С французской главной квартирой, связь с которой после передачи мне генералом Занкевичем своих полномочий поддерживалась только одним из офицеров нашего генерального штаба, расстаться было не трудно.
- Спасибо вам за радушие и гостеприимство,- сказал я на прощание французским товарищам.
Несравненно тяжелее было расписаться в получении от генерала Лохвицкого служебного документа, передававшего мне все права по руководству русскими бригадами, врученные ему в свою очередь генералом Занкевичем. Пришлось стать каким-то козлом отпущения за все грехи, содеянные нашими генералами и комиссарами Временного правительства, а сама передача чисто фиктивных полномочий по войскам теми, кто всячески дискредитировал меня в глазах солдат, звучала попросту злой насмешкой. Да и о каких правах можно было говорить, когда французское правительство, изверившись в русском командовании, создало уже к тому времени специальную организацию для наших войск с одним из собственных престарелых генералов во главе.
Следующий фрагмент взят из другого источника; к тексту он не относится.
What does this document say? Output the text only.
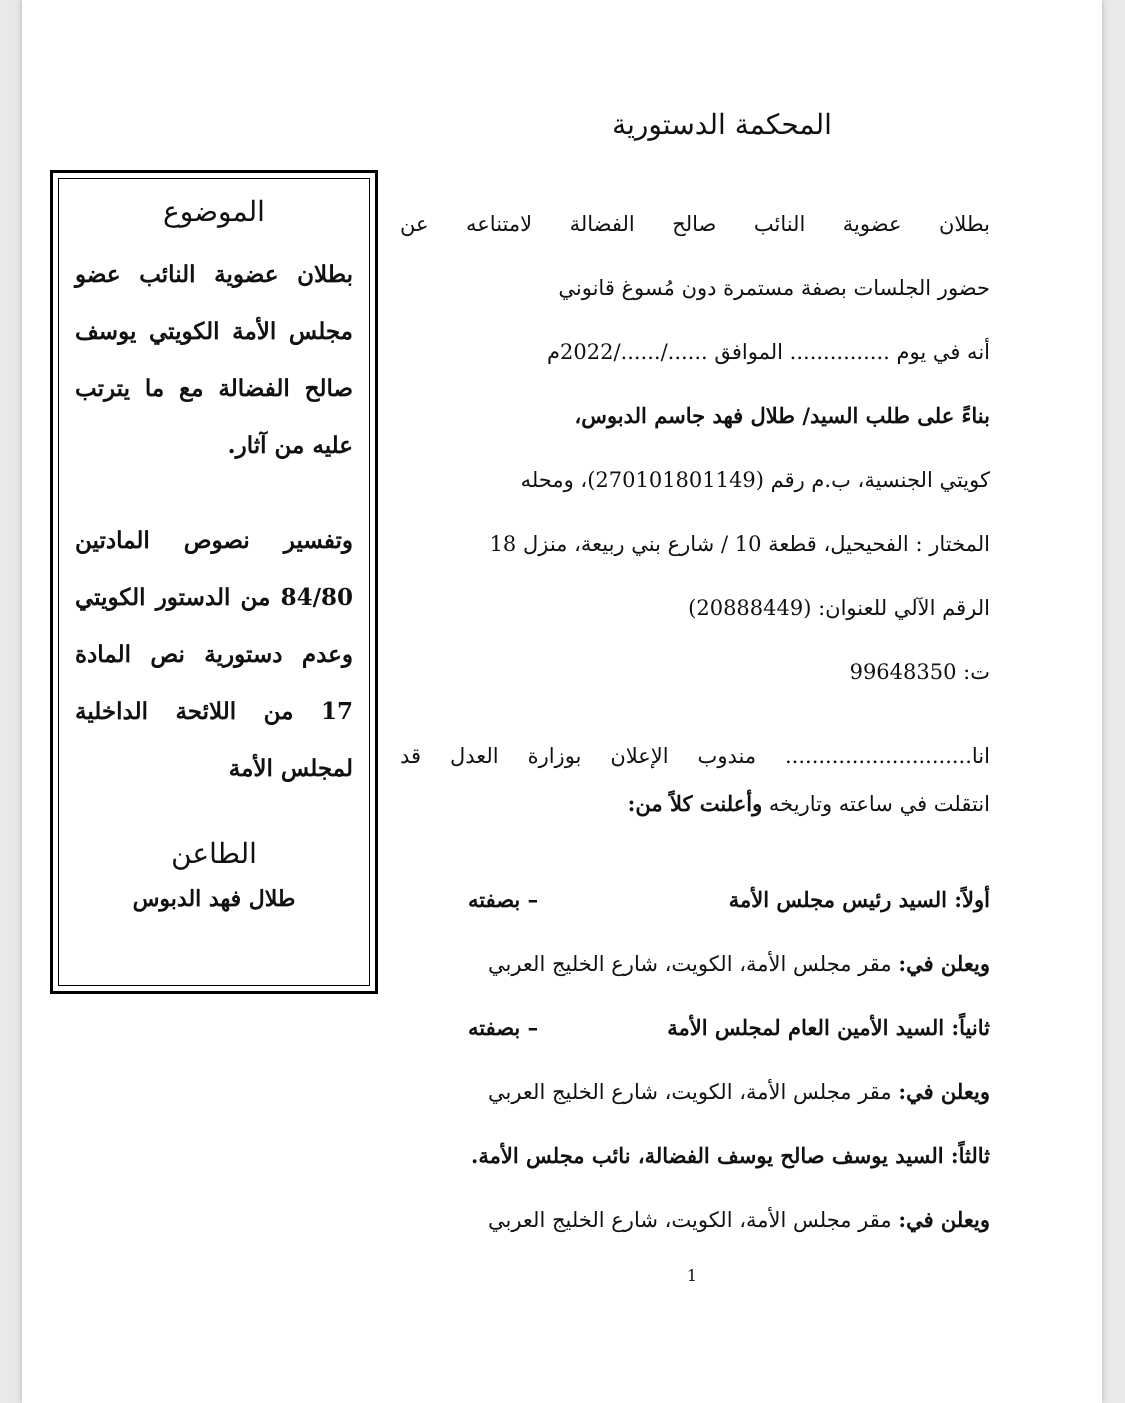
المحكمة الدستورية
الموضوع

بطلان عضوية النائب عضو مجلس الأمة الكويتي يوسف صالح الفضالة مع ما يترتب عليه من آثار.

وتفسير نصوص المادتين 84/80 من الدستور الكويتي وعدم دستورية نص المادة 17 من اللائحة الداخلية لمجلس الأمة

الطاعن
طلال فهد الدبوس
بطلان عضوية النائب صالح الفضالة لامتناعه عن
حضور الجلسات بصفة مستمرة دون مُسوغ قانوني
أنه في يوم ............... الموافق ....../....../2022م
بناءً على طلب السيد/ طلال فهد جاسم الدبوس،
كويتي الجنسية، ب.م رقم (270101801149)، ومحله
المختار : الفحيحيل، قطعة 10 / شارع بني ربيعة، منزل 18
الرقم الآلي للعنوان: (20888449)
ت: 99648350
انا............................ مندوب الإعلان بوزارة العدل قد
انتقلت في ساعته وتاريخه وأعلنت كلاً من:
أولاً: السيد رئيس مجلس الأمة
– بصفته
ويعلن في: مقر مجلس الأمة، الكويت، شارع الخليج العربي
ثانياً: السيد الأمين العام لمجلس الأمة
– بصفته
ويعلن في: مقر مجلس الأمة، الكويت، شارع الخليج العربي
ثالثاً: السيد يوسف صالح يوسف الفضالة، نائب مجلس الأمة.
ويعلن في: مقر مجلس الأمة، الكويت، شارع الخليج العربي
1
Путем личных переговоров с Клемансо мне удалось добиться освобождения из крепости части приговоренных на каторгу солдат - зачинщиков куртинского восстания - и выхлопотать смягчение участи наших солдат, отправленных в Африку. Отказавшись и воевать, и работать на французском фронте, они уже строили дороги под палящим зноем пустыни. Они страдали за то, что не хотели отказаться от охватившего их страстного желания вернуться на родину и принять участие в революции. Но где бы нашелся в ту пору тот иностранный капитан корабля, который дерзнул хотя бы бросить якорь у советских берегов?
Тотальная подводная война, объявленная Германией союзникам, служила достаточно серьезным мотивом для отклонения всех моих ходатайств о предоставлении тоннажа, необходимого для отправки в Россию наших бригад.
Русские дела уже отходили на второй план. Сперва о них боялись даже думать, потом стали приглядываться и откладывать в тот долгий ящик, в котором оказывались во Франции все дела, способные нарушить мирное житье политических дельцов.
Начавшееся после апрельского наступления 1917 года затишье на Западном фронте в связи с переброской с нашего фронта германских дивизий предвещало бурю, которая для всех, подобно мне непосвященных в обстановку на фронте, налетела неожиданно.
Дело началось в ночь с 23 на 24 марта 1918 года, отмеченную не одним обычным, а тремя повторными воздушными налетами на Париж. Грохот канонады сменялся звоном церковных колоколов до самого рассвета.
В семь часов утра я, по обычаю, встал и пошел взять ванну, но едва занес в воду ногу, как услышал сильнейший, как мне показалось, разрыв бомбы, потрясший окна нашей квартиры на Кэ Бурбон. Сирены, однако, молчали, и мы еще более были удивлены, когда ровно в семь часов пятнадцать минут раздался такой же удар, а в семь часов тридцать минут - третий, несколько более отдаленный.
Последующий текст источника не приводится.